Zachary Reyna has fought the brain infection for weeks. Family members say he was infected while knee boarding with friends in a ditch near his family's LaBelle home Aug. 3.

His uncle, Homer Villarreal, says doctors say his brain isn't showing any activity.

Family members and friends were visiting Reyna on Sunday at Miami Children's Hospital.

A post on the Facebook page the family set up said his parents planned to donate his organs.

Infections from the amoeba are rare. Twenty-eight infections were reported in the U.S. from 2003 to 2012.

POSTED EARLIER

Zachary Reyna, the 12-year-old LaBelle boy who has been battling a brain-eating amoeba has died, according to a message posted on a Facebook page established to monitor his status.

"At 1:54 today there was a crack of a bat heard. Zac took it deep. My boy hit his homerun. One that I'll never forget. I'm so proud of him. He left it all on the field and I can't ask for more. He did so well that he'll be the starting 2nd baseman for The Lords team. I sit back and ask myself, what would make me prouder; my son playing pro ball, being a successful business man or being known for changing and saving thousands of lives for The Lord. It's a no brainer. I love The Lord for giving me such a beautiful son who He chose to change myself, my family and the world for better. Thank you Jesus. It hurts, but you have given my family love and peace. We couldn't be so strong today without you. I hope that Zac continues to touch people and his time here is remembered forever. We thank everyone for being so caring and I know it's going to be tough on us at first, but we have an awesome support team back home and we are grateful for that. The battle is over for Zac but he won the war."
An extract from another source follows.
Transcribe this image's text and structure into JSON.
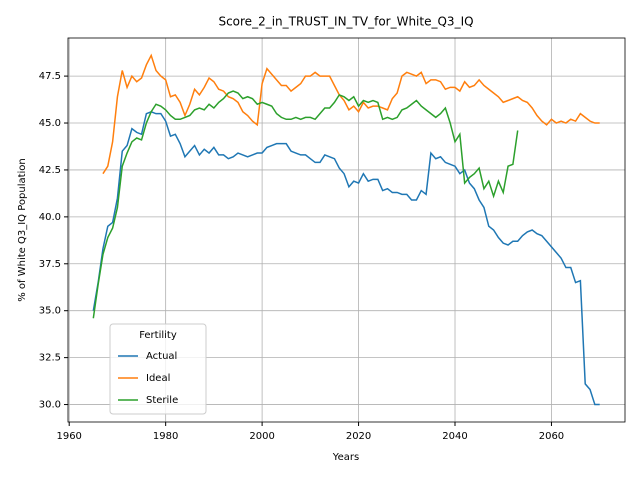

Earlier this week, family reported that antibiotics had defeated the infection, and tests showed negative activity from the amoeba. But they cautioned that Zac, a youth baseball player, had likely suffered extensive brain damage.

Zac remains on a ventilator at Miami Children’s Hospital and his parents have decided to donate his organs, according to the website.

“Even though Zac has passed, he will still be saving many lives,” a post reads.

Zac contracted the brain-eating amoeba — Naegleria fowleri — while kneeboarding with friends in a flooded ditch on Aug. 3. The amoeba can cause a rare brain infection called primary amebic meningoencephalitis (PAM) that destroys brain tissue and is usually fatal, according to the Florida Department of Health.

Experts say the amoeba gets up the nose and travels to the brain where it causes PAM, which destroys brain tissue. It’s a medical mystery why some people who swim in amoeba-containing water get the fatal nervous system condition while many others don’t.

Initial symptoms usually start within one to seven days and may include headache, fever, nausea and vomiting. The disease progresses rapidly, and other symptoms can include stiff neck, confusion, loss of balance, seizures and hallucinations.

There have been no cases on record of the freshwater amoeba infection in Collier or Lee counties, health officials said.

Zac’s family thanked God and Zac’s supporters on the Facebook page. The post announcing Zac’s death had more than 1,100 comments Saturday night.

“The battle is over for Zac,” the family wrote, “but he won the war.”